パンッと乾いた音が外まで響く。リングの上、鍛え上げた肉体で一心不乱にミットを打ち込む、一際眼光鋭い男──日本スーパーウェルター級暫定王者のプロボクサー、渡部あきのり(33才)だった。
Tシャツは大量の汗で色が変わっている。歯を食いしばりながらパンチを繰り出すたびに、顔の険しさが増す。練習はノンストップで90分に及んだ。
「自分はいくら練習や減量がきつくても試合が終わればオフがありますから。でも娘に休みはありません。娘が闘っているのに、自分が休むわけにはいかない」
渡部は厳しい表情を崩さずに淡々と話す。彼は今、難病を抱える娘とともに、絶対に負けられない戦いの真っただ中にいる。
◆ダメなやつじゃん、死んじゃう病気じゃん
「ボクシングの世界チャンピオンになる」と決心したのは中学生の時だ。18才でプロデビューし、無敗のまま15連続KO勝ちの日本記録を打ち立てた。しかし、ウェルター級の日本王者に上り詰めるも、世界タイトルのチャンスには恵まれず、ジムの移籍も重なった。
26才で4つ年上の妻と結婚。長男の太尊くん(6才)、長女の紗月ちゃん(4才)が生まれる。
そんな最中の2016年8月に角海老宝石ボクシングジムに移籍し、奮起する。単身、寮に入り、平日はトレーニング漬け。家族と過ごせる日曜日を楽しみにする日々を送った。昨年12月、プロ42戦目にして世界ランク1位の選手に挑戦するロシア遠征へこぎ着けた。

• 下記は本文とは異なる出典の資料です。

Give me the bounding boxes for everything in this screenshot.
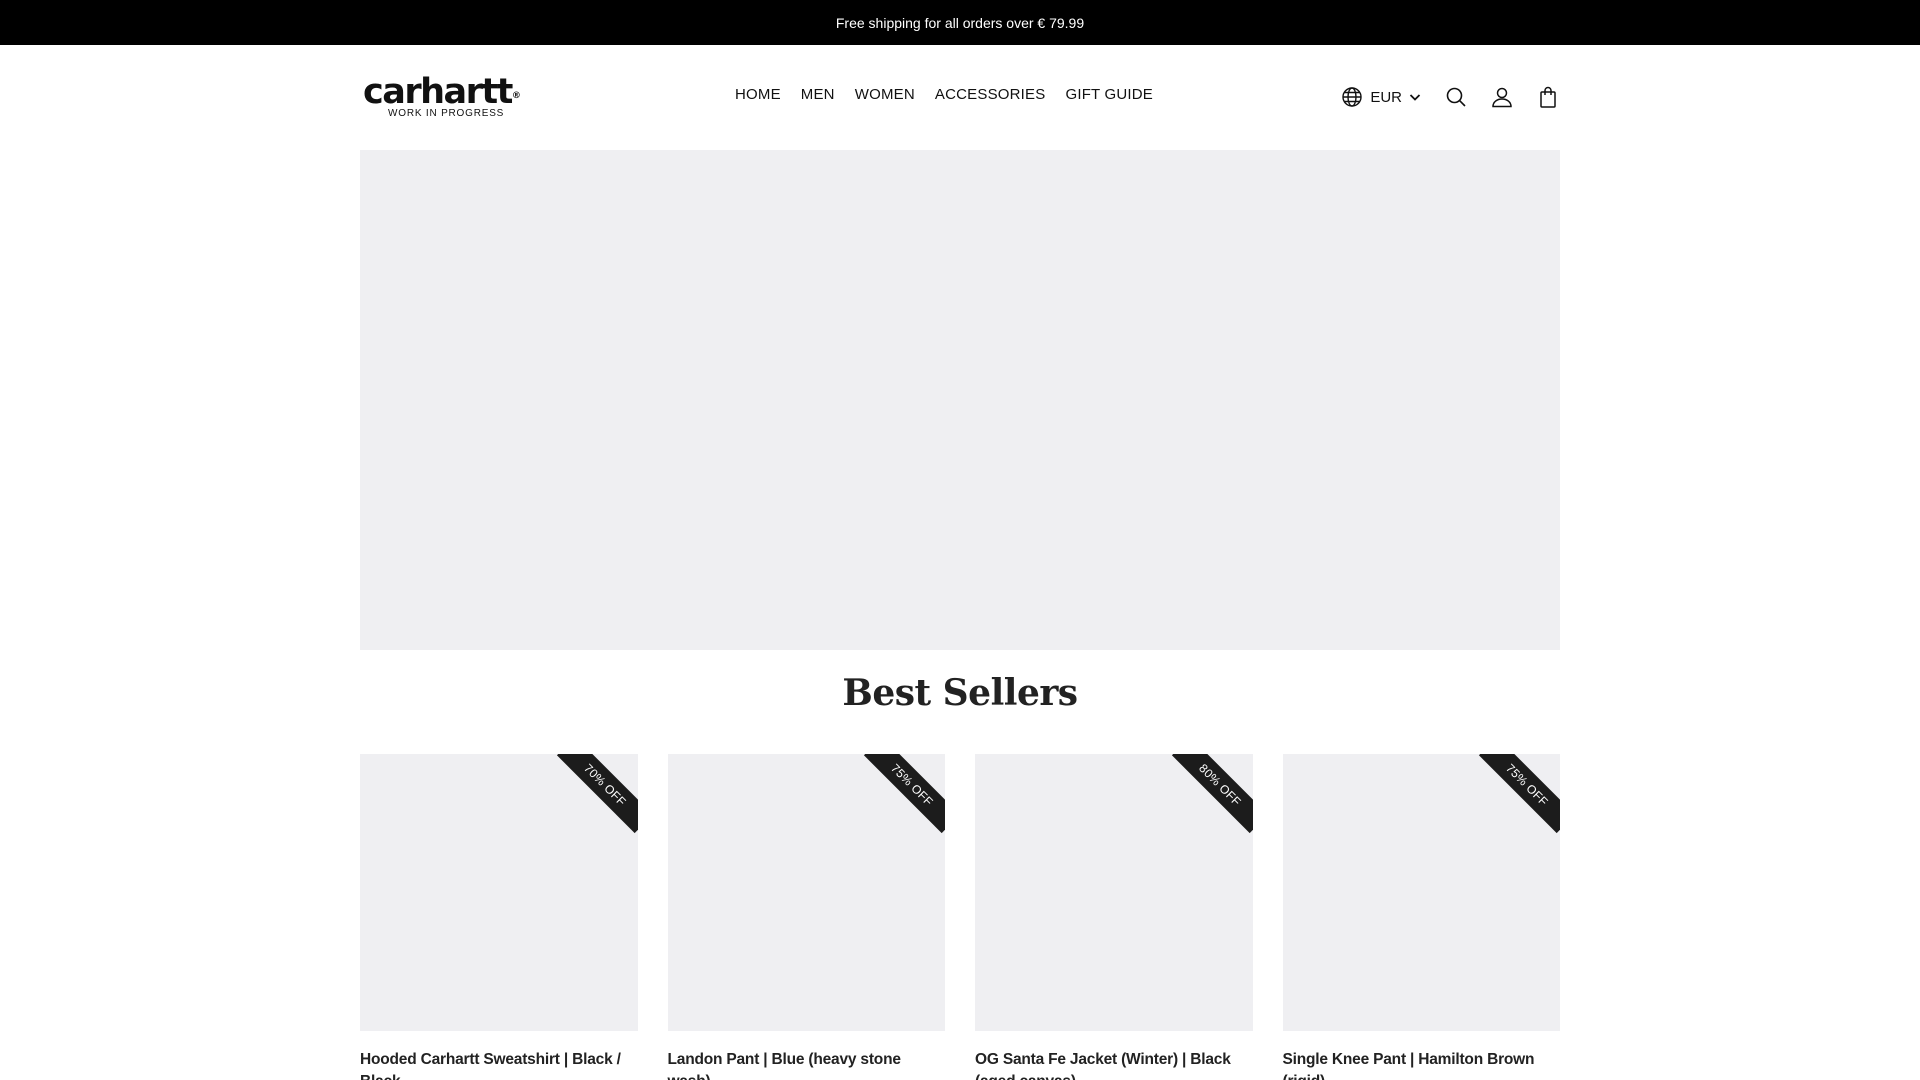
search-icon[interactable]	[1444, 85, 1468, 109]
logo-tagline: WORK IN PROGRESS	[388, 108, 505, 119]
nav-item-gift-guide[interactable]: GIFT GUIDE	[1065, 86, 1153, 103]
account-icon[interactable]	[1490, 85, 1514, 109]
hero-banner[interactable]	[360, 150, 1560, 650]
nav-item-home[interactable]: HOME	[735, 86, 781, 103]
product-image[interactable]: 75% OFF	[1282, 754, 1560, 1031]
nav-item-accessories[interactable]: ACCESSORIES	[935, 86, 1046, 103]
nav-item-women[interactable]: WOMEN	[855, 86, 915, 103]
nav-item-men[interactable]: MEN	[801, 86, 835, 103]
currency-label: EUR	[1370, 88, 1402, 106]
product-title[interactable]: Hooded Carhartt Sweatshirt | Black / Bla…	[360, 1049, 638, 1080]
product-card[interactable]: 80% OFF OG Santa Fe Jacket (Winter) | Bl…	[975, 754, 1253, 1080]
discount-badge: 75% OFF	[1478, 754, 1560, 834]
header-utilities: EUR	[1340, 85, 1560, 109]
announcement-bar: Free shipping for all orders over € 79.9…	[0, 0, 1920, 45]
discount-badge: 70% OFF	[556, 754, 638, 834]
product-title[interactable]: Single Knee Pant | Hamilton Brown (rigid…	[1283, 1049, 1561, 1080]
product-title[interactable]: OG Santa Fe Jacket (Winter) | Black (age…	[975, 1049, 1253, 1080]
site-header: carhartt® WORK IN PROGRESS HOME MEN WOME…	[360, 45, 1560, 150]
currency-selector[interactable]: EUR	[1340, 85, 1422, 109]
best-sellers-title: Best Sellers	[842, 672, 1078, 714]
product-image[interactable]: 70% OFF	[360, 754, 638, 1031]
product-image[interactable]: 75% OFF	[667, 754, 945, 1031]
product-title[interactable]: Landon Pant | Blue (heavy stone wash)	[668, 1049, 946, 1080]
cart-icon[interactable]	[1536, 85, 1560, 109]
product-card[interactable]: 75% OFF Landon Pant | Blue (heavy stone …	[667, 754, 946, 1080]
announcement-text: Free shipping for all orders over € 79.9…	[835, 14, 1085, 31]
product-grid: 70% OFF Hooded Carhartt Sweatshirt | Bla…	[360, 754, 1560, 1080]
chevron-down-icon	[1409, 94, 1421, 101]
discount-badge: 75% OFF	[863, 754, 945, 834]
discount-badge: 80% OFF	[1171, 754, 1253, 834]
product-card[interactable]: 75% OFF Single Knee Pant | Hamilton Brow…	[1282, 754, 1561, 1080]
product-image[interactable]: 80% OFF	[975, 754, 1253, 1031]
globe-icon	[1342, 87, 1363, 107]
product-card[interactable]: 70% OFF Hooded Carhartt Sweatshirt | Bla…	[360, 754, 638, 1080]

その矢先のことだった。2018年1月、妻から突然「娘の様子がおかしい」と連絡が入った。
「公園に連れて行っても、大好きだったはずの滑り台を『怖い』と言って嫌がるようになった。自転車の前かごにも『嫌だ』と乗りたがらない。何かがおかしいのに、病院に行ってもわからない。医師には少し前に引っ越しをしたから、そのストレスなのではないかと言われました」(渡部、以下「」同)

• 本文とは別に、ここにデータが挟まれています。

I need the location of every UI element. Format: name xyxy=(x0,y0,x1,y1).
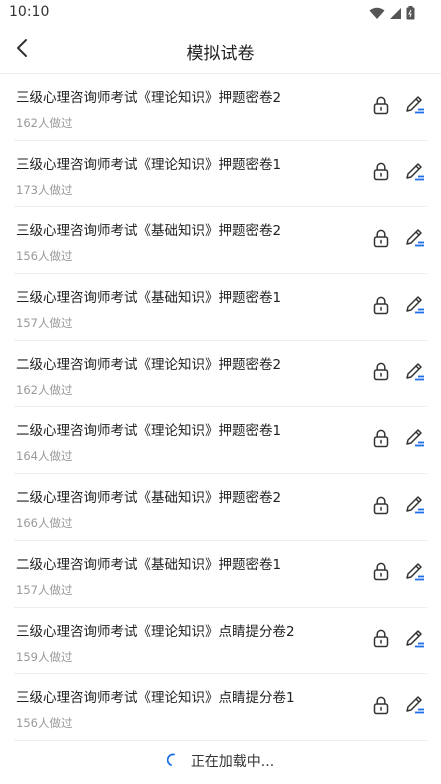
status-time: 10:10 xyxy=(9,4,50,20)
edit-button[interactable] xyxy=(403,695,427,719)
item-attempt-count: 162人做过 xyxy=(16,382,73,397)
pencil-icon xyxy=(404,227,426,253)
lock-icon xyxy=(373,496,389,519)
lock-button[interactable] xyxy=(371,362,391,385)
pencil-icon xyxy=(404,361,426,387)
item-attempt-count: 159人做过 xyxy=(16,649,73,664)
pencil-icon xyxy=(404,94,426,120)
lock-icon xyxy=(373,562,389,585)
item-title: 三级心理咨询师考试《理论知识》点睛提分卷2 xyxy=(16,623,295,640)
lock-button[interactable] xyxy=(371,562,391,585)
list-item[interactable]: 二级心理咨询师考试《基础知识》押题密卷1 157人做过 xyxy=(14,541,427,608)
item-attempt-count: 164人做过 xyxy=(16,449,73,464)
edit-button[interactable] xyxy=(403,162,427,186)
pencil-icon xyxy=(404,694,426,720)
edit-button[interactable] xyxy=(403,228,427,252)
item-attempt-count: 156人做过 xyxy=(16,249,73,264)
item-attempt-count: 157人做过 xyxy=(16,582,73,597)
lock-icon xyxy=(373,296,389,319)
lock-button[interactable] xyxy=(371,696,391,718)
edit-button[interactable] xyxy=(403,95,427,119)
spinner-icon xyxy=(166,752,181,771)
pencil-icon xyxy=(404,494,426,520)
item-title: 三级心理咨询师考试《理论知识》押题密卷2 xyxy=(16,90,282,106)
item-title: 三级心理咨询师考试《基础知识》押题密卷2 xyxy=(16,223,282,240)
battery-icon xyxy=(406,5,415,24)
edit-button[interactable] xyxy=(403,495,427,519)
pencil-icon xyxy=(404,294,426,320)
exam-list: 三级心理咨询师考试《理论知识》押题密卷2 162人做过 三级心理咨询师考试《理论知识… xyxy=(0,74,441,741)
list-item[interactable]: 三级心理咨询师考试《理论知识》点睛提分卷1 156人做过 xyxy=(14,674,427,741)
item-title: 三级心理咨询师考试《基础知识》押题密卷1 xyxy=(16,290,282,307)
lock-button[interactable] xyxy=(371,229,391,251)
lock-button[interactable] xyxy=(371,496,391,518)
nav-bar: 模拟试卷 xyxy=(0,26,441,74)
loading-indicator: 正在加载中... xyxy=(0,748,441,774)
edit-button[interactable] xyxy=(403,295,427,319)
pencil-icon xyxy=(404,561,426,587)
item-title: 二级心理咨询师考试《基础知识》押题密卷1 xyxy=(16,556,282,573)
item-title: 二级心理咨询师考试《理论知识》押题密卷2 xyxy=(16,356,282,373)
lock-icon xyxy=(373,162,389,185)
list-item[interactable]: 二级心理咨询师考试《基础知识》押题密卷2 166人做过 xyxy=(14,474,427,541)
item-title: 三级心理咨询师考试《理论知识》押题密卷1 xyxy=(16,156,282,173)
lock-icon xyxy=(373,696,389,719)
list-item[interactable]: 二级心理咨询师考试《理论知识》押题密卷2 162人做过 xyxy=(14,341,427,408)
edit-button[interactable] xyxy=(403,428,427,452)
item-attempt-count: 156人做过 xyxy=(16,716,73,731)
item-attempt-count: 166人做过 xyxy=(16,516,73,531)
list-item[interactable]: 三级心理咨询师考试《理论知识》点睛提分卷2 159人做过 xyxy=(14,608,427,675)
item-attempt-count: 162人做过 xyxy=(16,116,73,130)
lock-icon xyxy=(373,362,389,385)
lock-button[interactable] xyxy=(371,96,391,118)
list-item[interactable]: 三级心理咨询师考试《理论知识》押题密卷2 162人做过 xyxy=(14,74,427,141)
list-item[interactable]: 二级心理咨询师考试《理论知识》押题密卷1 164人做过 xyxy=(14,407,427,475)
pencil-icon xyxy=(404,161,426,187)
edit-button[interactable] xyxy=(403,629,427,653)
signal-icon xyxy=(389,5,402,24)
lock-icon xyxy=(373,629,389,652)
loading-text: 正在加载中... xyxy=(190,754,275,770)
edit-button[interactable] xyxy=(403,562,427,586)
wifi-icon xyxy=(369,5,385,24)
list-item[interactable]: 三级心理咨询师考试《理论知识》押题密卷1 173人做过 xyxy=(14,141,427,208)
item-title: 二级心理咨询师考试《基础知识》押题密卷2 xyxy=(16,490,282,507)
item-title: 三级心理咨询师考试《理论知识》点睛提分卷1 xyxy=(16,690,295,707)
lock-icon xyxy=(373,429,389,452)
lock-button[interactable] xyxy=(371,296,391,318)
item-attempt-count: 157人做过 xyxy=(16,316,73,331)
status-bar: 10:10 xyxy=(0,0,441,26)
status-icons xyxy=(369,5,415,24)
lock-icon xyxy=(373,229,389,252)
pencil-icon xyxy=(404,628,426,654)
list-item[interactable]: 三级心理咨询师考试《基础知识》押题密卷1 157人做过 xyxy=(14,274,427,341)
lock-icon xyxy=(373,96,389,119)
lock-button[interactable] xyxy=(371,162,391,185)
item-title: 二级心理咨询师考试《理论知识》押题密卷1 xyxy=(16,423,282,440)
edit-button[interactable] xyxy=(403,362,427,386)
lock-button[interactable] xyxy=(371,629,391,652)
item-attempt-count: 173人做过 xyxy=(16,182,73,197)
pencil-icon xyxy=(404,427,426,453)
page-title: 模拟试卷 xyxy=(186,44,255,64)
lock-button[interactable] xyxy=(371,429,391,451)
list-item[interactable]: 三级心理咨询师考试《基础知识》押题密卷2 156人做过 xyxy=(14,207,427,275)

娘の症状は悪化した。2月になると手、足、腰などさまざまな部位を「痛い」と訴えるようになった。しかし、何度病院に連れて行っても、医師は「異常はありません」と言うだけ。解決策がないまま、月日だけが過ぎていった。
事態が急転したのは2か月後。試合を終えた渡部が自宅に戻ると、紗月ちゃんが床に這いつくばっていた。娘を抱え、病院に直行。血液検査を受けると異常な数値が出たため、小児医療センターに緊急搬送された。